INSURANCE AND METAVERSE: A WAKING DREAM

Insurance Daily | June 2022

So much for Mark Zuckerberg and the billionaires of the Silicon Valley raised on bread and Internet: the first person to talk about the metaverse was the American science fiction author Neal Stephenson.

In his novel Snow Crash, written in 1992, Stephenson depicts the metaverse as a parallel reality populated by avatars. Unlike real people, avatars can move, share experiences, and interact in a three-dimensional space.

This was a true sci-fi premonition. Thirty years later, the metaverse has become a topical subject, the latest and certainly most daring frontier of social connection.

The general interest in the metaverse has increased drastically during the Covid pandemic. In fact, social distancing and lockdowns generated a strong need for proximity and interaction among individuals, albeit physically distant.

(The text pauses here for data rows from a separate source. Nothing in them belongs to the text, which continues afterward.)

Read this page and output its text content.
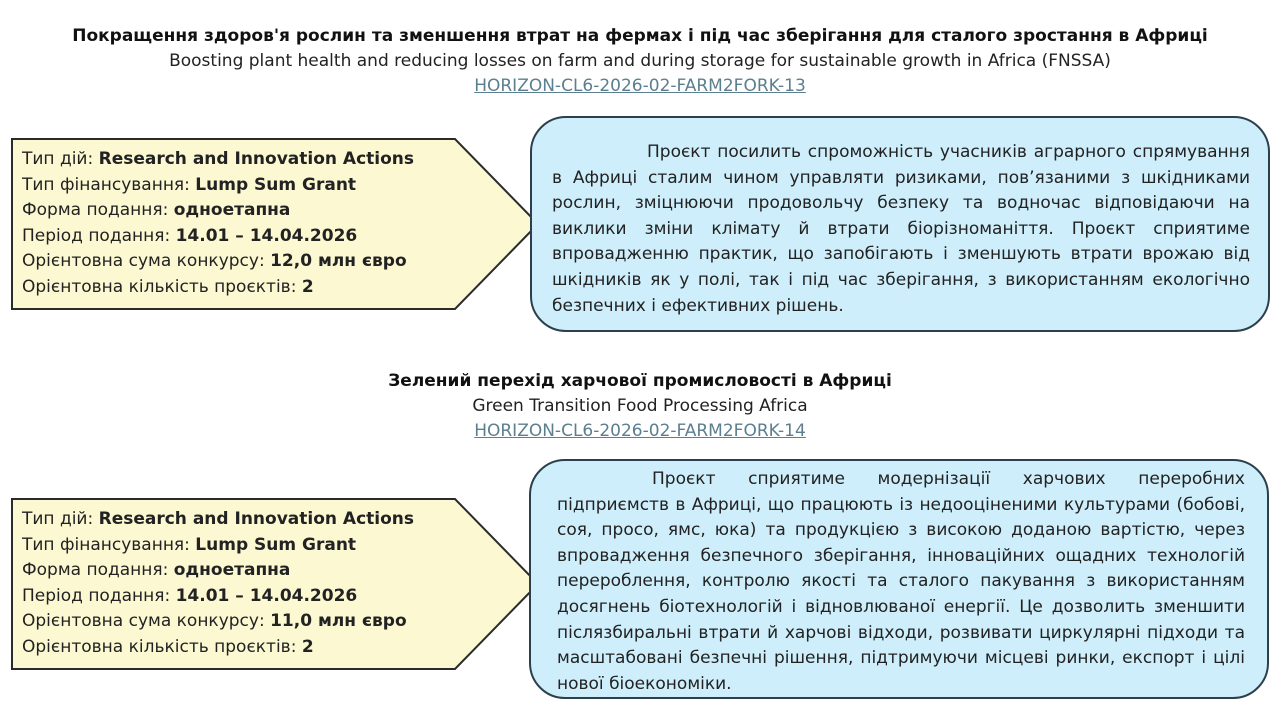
Покращення здоров'я рослин та зменшення втрат на фермах і під час зберігання для сталого зростання в Африці
Boosting plant health and reducing losses on farm and during storage for sustainable growth in Africa (FNSSA)
HORIZON-CL6-2026-02-FARM2FORK-13
Тип дій: Research and Innovation Actions
Тип фінансування: Lump Sum Grant
Форма подання: одноетапна
Період подання: 14.01 – 14.04.2026
Орієнтовна сума конкурсу: 12,0 млн євро
Орієнтовна кількість проєктів: 2

Проєкт посилить спроможність учасників аграрного спрямування в Африці сталим чином управляти ризиками, пов’язаними з шкідниками рослин, зміцнюючи продовольчу безпеку та водночас відповідаючи на виклики зміни клімату й втрати біорізноманіття. Проєкт сприятиме впровадженню практик, що запобігають і зменшують втрати врожаю від шкідників як у полі, так і під час зберігання, з використанням екологічно безпечних і ефективних рішень.

Зелений перехід харчової промисловості в Африці
Green Transition Food Processing Africa
HORIZON-CL6-2026-02-FARM2FORK-14
Тип дій: Research and Innovation Actions
Тип фінансування: Lump Sum Grant
Форма подання: одноетапна
Період подання: 14.01 – 14.04.2026
Орієнтовна сума конкурсу: 11,0 млн євро
Орієнтовна кількість проєктів: 2

Проєкт сприятиме модернізації харчових переробних підприємств в Африці, що працюють із недооціненими культурами (бобові, соя, просо, ямс, юка) та продукцією з високою доданою вартістю, через впровадження безпечного зберігання, інноваційних ощадних технологій перероблення, контролю якості та сталого пакування з використанням досягнень біотехнологій і відновлюваної енергії. Це дозволить зменшити післязбиральні втрати й харчові відходи, розвивати циркулярні підходи та масштабовані безпечні рішення, підтримуючи місцеві ринки, експорт і цілі нової біоекономіки.
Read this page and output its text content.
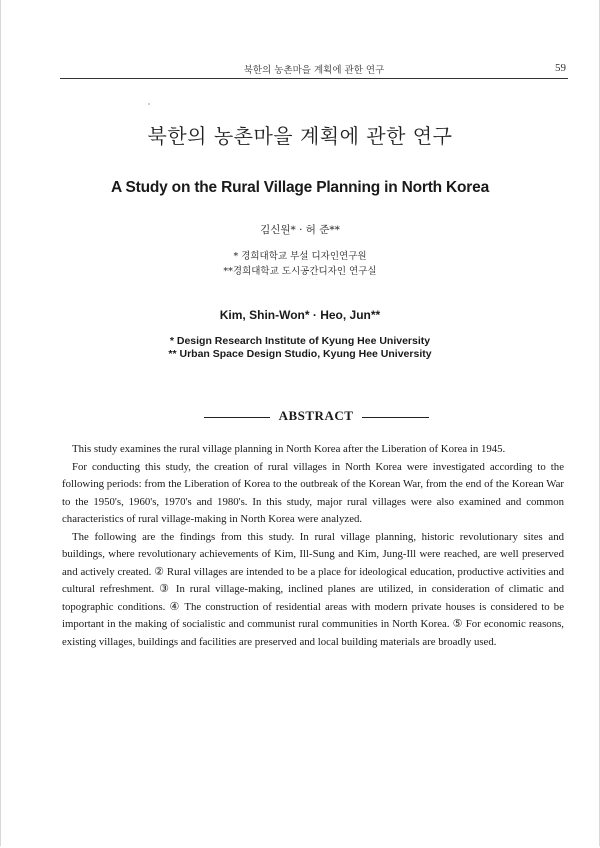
북한의 농촌마을 계획에 관한 연구	59
북한의 농촌마을 계획에 관한 연구
A Study on the Rural Village Planning in North Korea
김신원* · 허 준**
* 경희대학교 부설 디자인연구원
**경희대학교 도시공간디자인 연구실
Kim, Shin-Won* · Heo, Jun**
* Design Research Institute of Kyung Hee University
** Urban Space Design Studio, Kyung Hee University
ABSTRACT

This study examines the rural village planning in North Korea after the Liberation of Korea in 1945.

For conducting this study, the creation of rural villages in North Korea were investigated according to the following periods: from the Liberation of Korea to the outbreak of the Korean War, from the end of the Korean War to the 1950's, 1960's, 1970's and 1980's. In this study, major rural villages were also examined and common characteristics of rural village-making in North Korea were analyzed.

The following are the findings from this study. In rural village planning, historic revolutionary sites and buildings, where revolutionary achievements of Kim, Ill-Sung and Kim, Jung-Ill were reached, are well preserved and actively created. ② Rural villages are intended to be a place for ideological education, productive activities and cultural refreshment. ③ In rural village-making, inclined planes are utilized, in consideration of climatic and topographic conditions. ④ The construction of residential areas with modern private houses is considered to be important in the making of socialistic and communist rural communities in North Korea. ⑤ For economic reasons, existing villages, buildings and facilities are preserved and local building materials are broadly used.
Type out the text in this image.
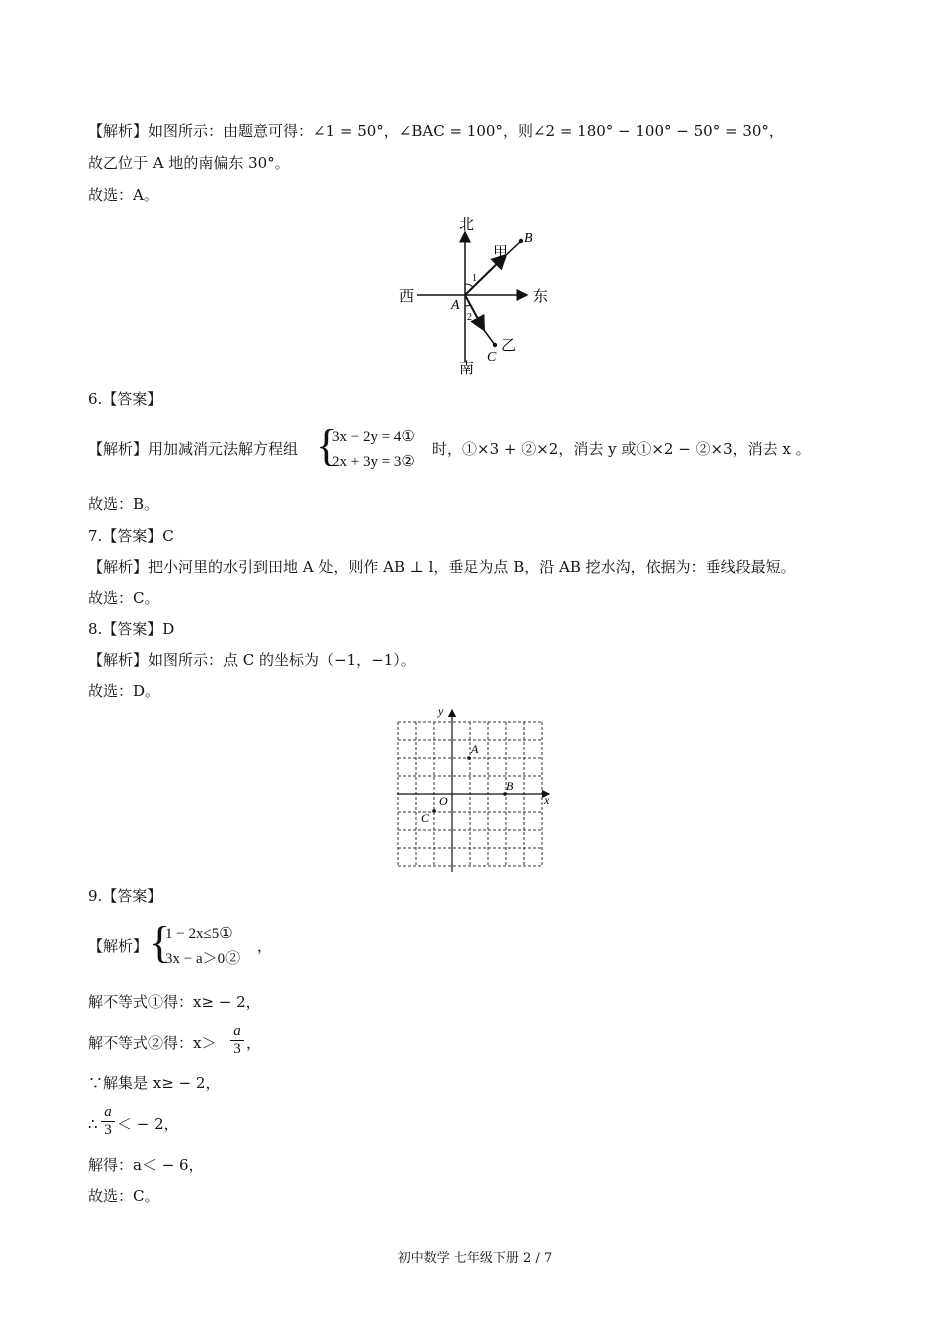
【解析】如图所示：由题意可得：∠1 = 50°，∠BAC = 100°，则∠2 = 180° − 100° − 50° = 30°，
故乙位于 A 地的南偏东 30°。
故选：A。
北
南
东
西
甲
乙
A
B
C
1
2
6.【答案】
【解析】用加减消元法解方程组 {
3x − 2y = 4①
2x + 3y = 3②
时，①×3 + ②×2，消去 y 或①×2 − ②×3，消去 x 。
故选：B。
7.【答案】C
【解析】把小河里的水引到田地 A 处，则作 AB ⊥ l，垂足为点 B，沿 AB 挖水沟，依据为：垂线段最短。
故选：C。
8.【答案】D
【解析】如图所示：点 C 的坐标为（−1，−1）。
故选：D。
y
x
O
A
B
C
9.【答案】
【解析】 {
1 − 2x≤5①
3x − a＞0②
，
解不等式①得：x≥ − 2，
解不等式②得：$x> \frac{a}{3}$ ，
∵解集是 x≥ − 2，
∴ $\frac{a}{3}$ ＜ − 2，
解得：a＜ − 6，
故选：C。
初中数学 七年级下册 2 / 7
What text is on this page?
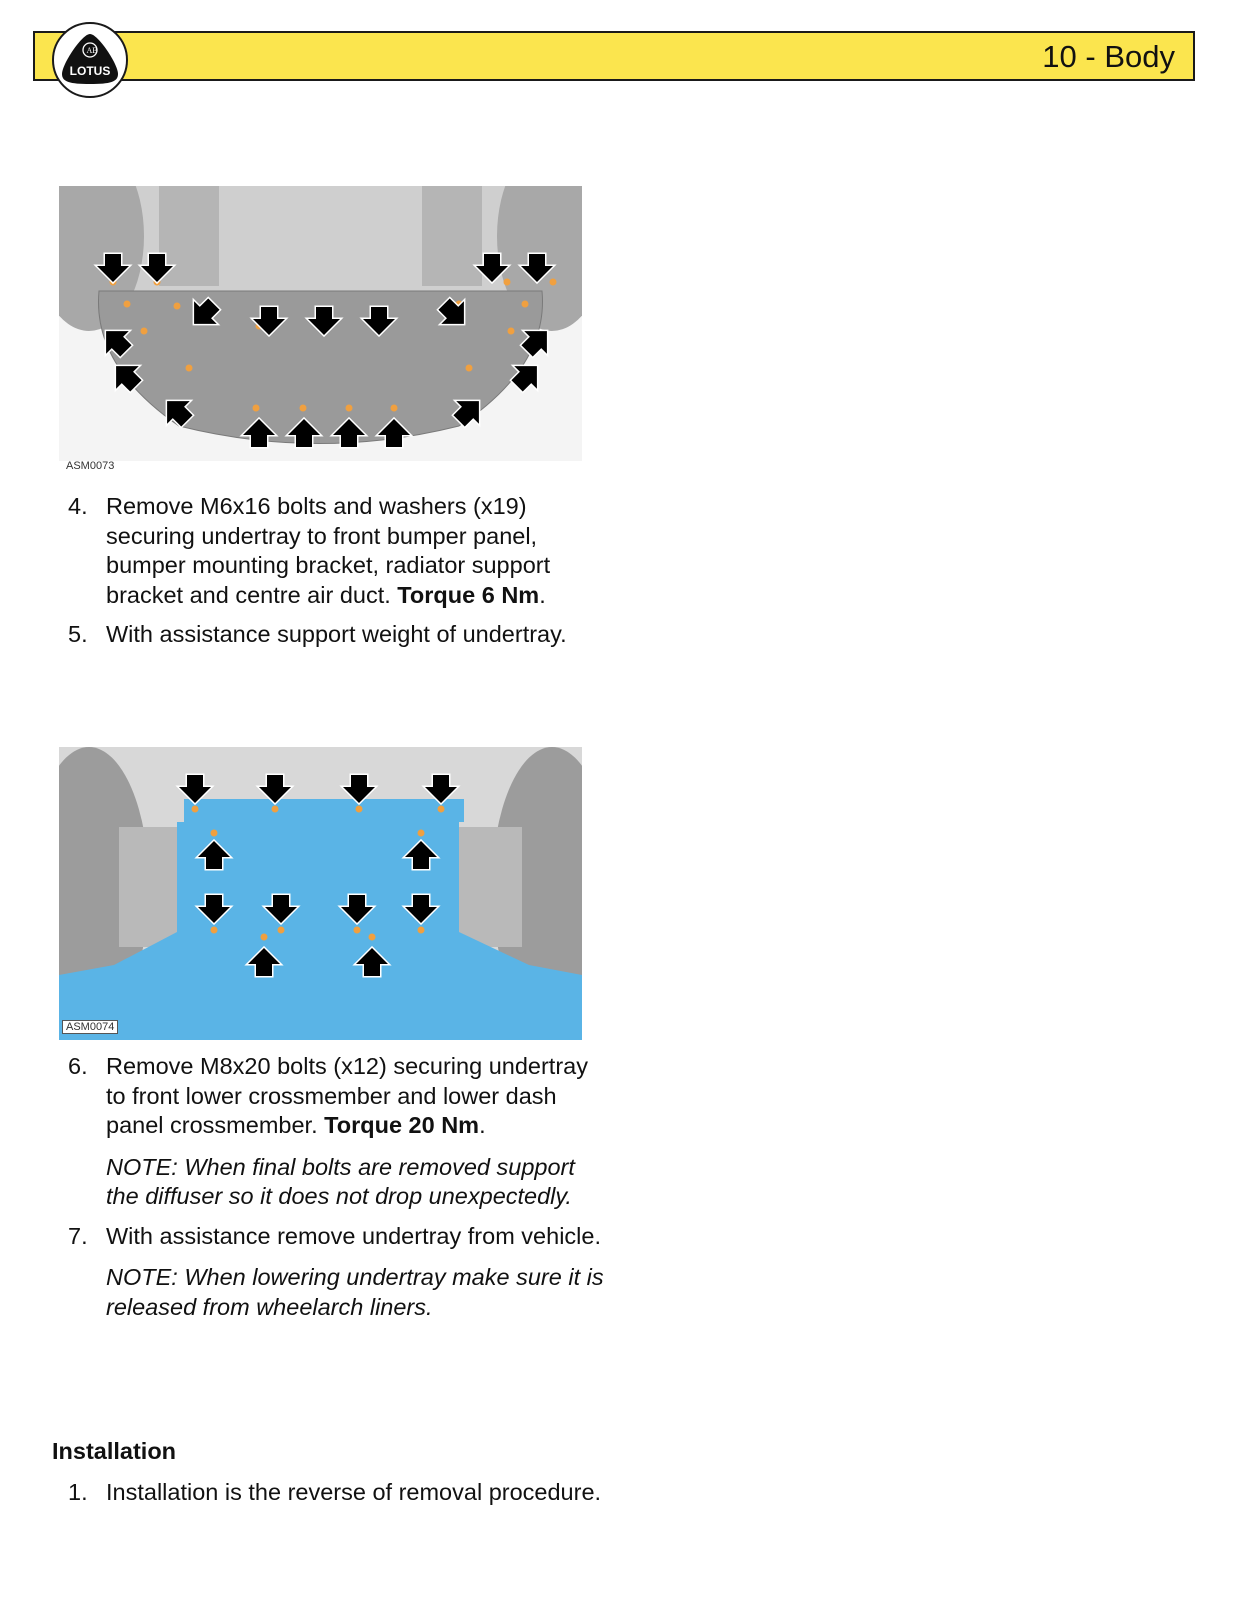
10 - Body
AB
LOTUS
ASM0073
4. Remove M6x16 bolts and washers (x19) securing undertray to front bumper panel, bumper mounting bracket, radiator support bracket and centre air duct. Torque 6 Nm.
5. With assistance support weight of undertray.
ASM0074
6. Remove M8x20 bolts (x12) securing undertray to front lower crossmember and lower dash panel crossmember. Torque 20 Nm.
NOTE: When final bolts are removed support the diffuser so it does not drop unexpectedly.
7. With assistance remove undertray from vehicle.
NOTE: When lowering undertray make sure it is released from wheelarch liners.
Installation
1. Installation is the reverse of removal procedure.
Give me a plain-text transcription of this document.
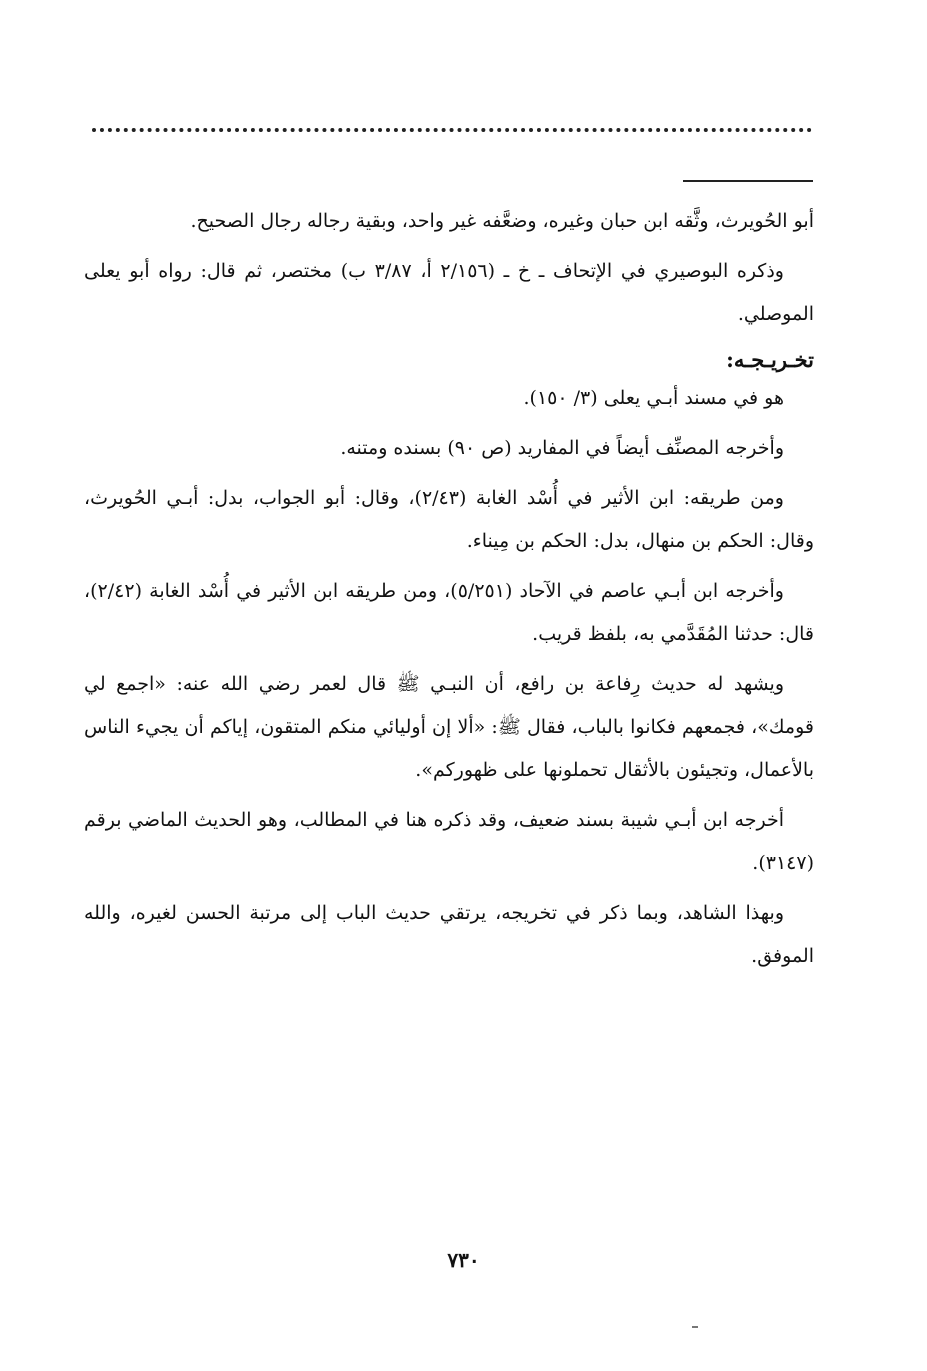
أبو الحُويرث، وثَّقه ابن حبان وغيره، وضعَّفه غير واحد، وبقية رجاله رجال الصحيح.

وذكره البوصيري في الإتحاف ـ خ ـ (٢/١٥٦ أ، ٣/٨٧ ب) مختصر، ثم قال: رواه أبو يعلى الموصلي.

تخـريـجـه:

هو في مسند أبـي يعلى (٣/ ١٥٠).

وأخرجه المصنِّف أيضاً في المفاريد (ص ٩٠) بسنده ومتنه.

ومن طريقه: ابن الأثير في أُسْد الغابة (٢/٤٣)، وقال: أبو الجواب، بدل: أبـي الحُويرث، وقال: الحكم بن منهال، بدل: الحكم بن مِيناء.

وأخرجه ابن أبـي عاصم في الآحاد (٥/٢٥١)، ومن طريقه ابن الأثير في أُسْد الغابة (٢/٤٢)، قال: حدثنا المُقَدَّمي به، بلفظ قريب.

ويشهد له حديث رِفاعة بن رافع، أن النبـي ﷺ قال لعمر رضي الله عنه: «اجمع لي قومك»، فجمعهم فكانوا بالباب، فقال ﷺ: «ألا إن أوليائي منكم المتقون، إياكم أن يجيء الناس بالأعمال، وتجيئون بالأثقال تحملونها على ظهوركم».

أخرجه ابن أبـي شيبة بسند ضعيف، وقد ذكره هنا في المطالب، وهو الحديث الماضي برقم (٣١٤٧).

وبهذا الشاهد، وبما ذكر في تخريجه، يرتقي حديث الباب إلى مرتبة الحسن لغيره، والله الموفق.

٧٣٠
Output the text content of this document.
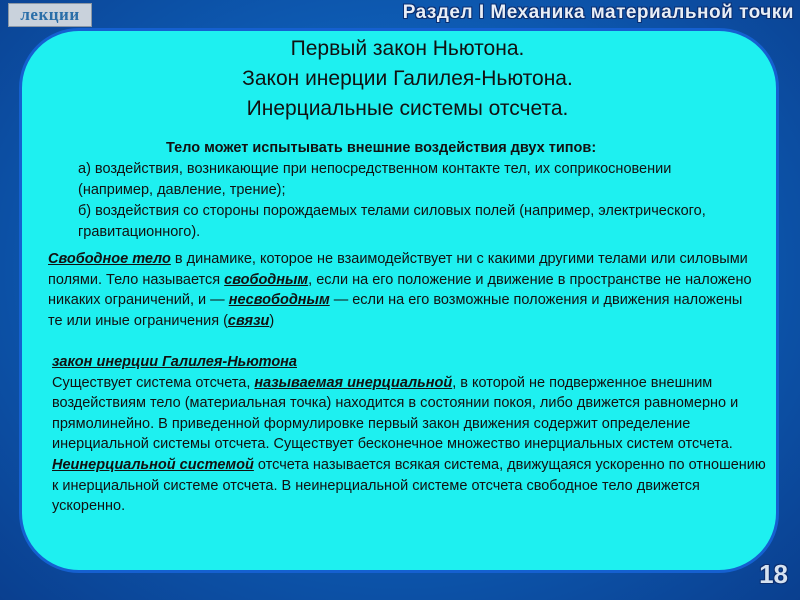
лекции	Раздел I Механика материальной точки
Первый закон Ньютона.
Закон инерции Галилея-Ньютона.
Инерциальные системы отсчета.
Тело может испытывать внешние воздействия двух типов:
а) воздействия, возникающие при непосредственном контакте тел, их соприкосновении (например, давление, трение);
б) воздействия со стороны порождаемых телами силовых полей (например, электрического, гравитационного).
Свободное тело в динамике, которое не взаимодействует ни с какими другими телами или силовыми полями. Тело называется свободным, если на его положение и движение в пространстве не наложено никаких ограничений, и — несвободным — если на его возможные положения и движения наложены те или иные ограничения (связи)
закон инерции Галилея-Ньютона
Существует система отсчета, называемая инерциальной, в которой не подверженное внешним воздействиям тело (материальная точка) находится в состоянии покоя, либо движется равномерно и прямолинейно. В приведенной формулировке первый закон движения содержит определение инерциальной системы отсчета. Существует бесконечное множество инерциальных систем отсчета.
Неинерциальной системой отсчета называется всякая система, движущаяся ускоренно по отношению к инерциальной системе отсчета. В неинерциальной системе отсчета свободное тело движется ускоренно.
18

This stimulated the public imagination: the possibility of moving social relations to other areas of daily life, creating virtual worlds where people can operate just like in the physical world.

Since Stephenson’s premonition, the world of videogames – with two billion users worldwide and endless revenues – has led and accelerated the development of the metaverse.

The development of digital technologies, in particular the progress in the blockchain technology, led gaming programmers to create increasingly complex and captivating gaming platforms. These platforms host millions of users, who can create unique avatars of themselves and play, socialize, explore, make purchases and payments. Would it be possible, then, to imagine a similar kind of interaction between clients, agents and insurance companies?

Today, writers and programmers are not the only ones dominating the metaverse. According to authoritative sources, the global market of the metaverse could exceed one trillion dollars over the next three years. Moreover, the important investments of big techs will work as a multiplier.

For example, Microsoft could integrate its metaverse, Vortex, in the Teams platform, with a feature called Mash. This would allow users to join meetings through their avatars. Not bad, considering that today Teams users exceed two hundred million a day.

While the rules and possibilities are still in the making, it is clear that the insurance world, just like the financial and banking worlds, will not be exempt from considering the metaverse as one of the possible channels in the definition of their distribution strategy.

The metaverse could attract new generations of clients (twenty- to forty-year-old people). Moreover, it would represent an opportunity of growth for the insurance world, something that the real world cannot offer due to its limited resources.

Some believe that Italians – through their avatars – could meet the avatars of their insurance agents in the metaverse, thus fostering the drastic evolution and growth of the insurance market.

Let’s just hope this is not pure science fiction and that the evolution of the market won’t take over thirty years. Meanwhile, we can keep daydreaming.